Chase cancelled Finn: Now what?
This week, Chase announced the cancellation of Finn, its digital banking app designed to attract mobile-focused Millennials, after only a year of broad-market existence. The product never quite lived up to the hype, and while features like budgeting tools and no monthly fees were solid, Finn struggled to really differentiate itself in a growing field of mobile banking options.
Online banks like Chime, Simple, and Varo offer most of Finn’s core benefits, with added sweeteners such as high-yield savings, early paycheck access, and lending options. Empower and Acorns Spend added cashback options on everyday spending. And even traditional banks joined the party – Citi’s online banking products, similarly targeted at individuals living in areas without a physical branch presence, pay an industry-leading 2.36% APY on savings balances.
In addition to the lack of true disruption, Chase’s marketing strategy left much to be desired. For example, there was limited marketing on social networks, a popular place to target Millennials. Further, since the national launch in June 2018, Chase spent less than .001% of its digital ad budget on Finn.

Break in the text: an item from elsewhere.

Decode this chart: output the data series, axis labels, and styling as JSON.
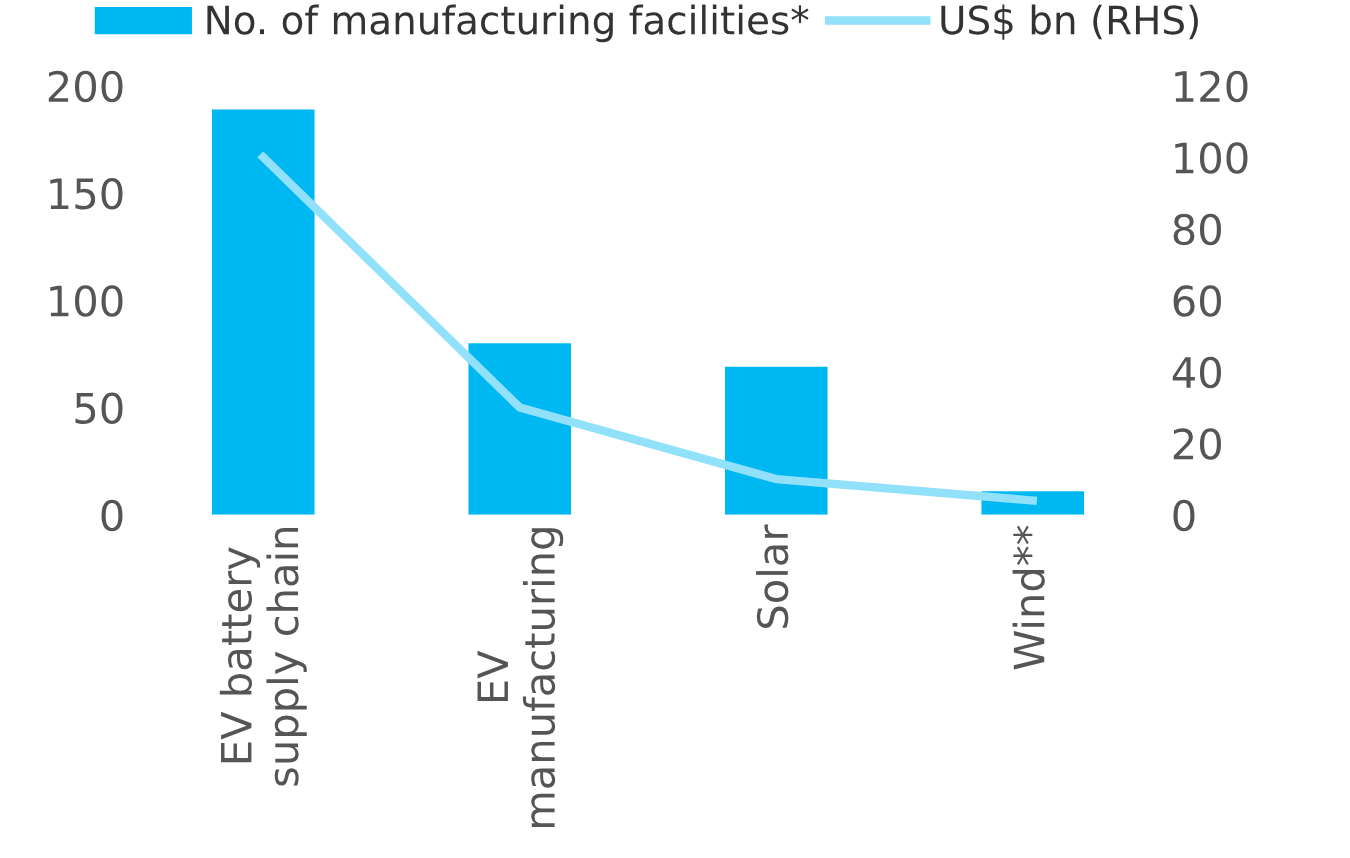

Chase announcing via Chase.com Finn’s cancellation.
So what is the fate of those early Finn adopters? They are being converted to the new Chase Secure Checking and basic Chase Savings accounts. In many ways, this makes a lot of sense, as Chase’s core mobile banking platform has been upgraded to offer many of the features once unique to Finn. It also simplifies the banking options. Just a couple months ago, Chase also discontinued the prepaid Liquid card and transferred those accounts to Secure Checking.
Finn customers redirected to Chase Secure Checking and Chase Savings accounts.
The Secure account, which is essentially a checking account without physical checks (designed to eliminate the ability to overdraft and incur excessive fees), offers mobile banking, budgeting tools, and Chase ATM access. However, in contrast to Finn, customers now have to pay to access out-of-network ATMs. On the bright side, the $4.95 monthly fee for the Secure Checking account is being waived for those migrating from Finn.
While it was certainly not Chase’s strategy or intention to attract customers to a product only to discontinue it and convert them to a basic offering, they still gained a new audience. Whether or not they can now retain them, or better yet extend the relationships to include additional products and services, will be the real challenge.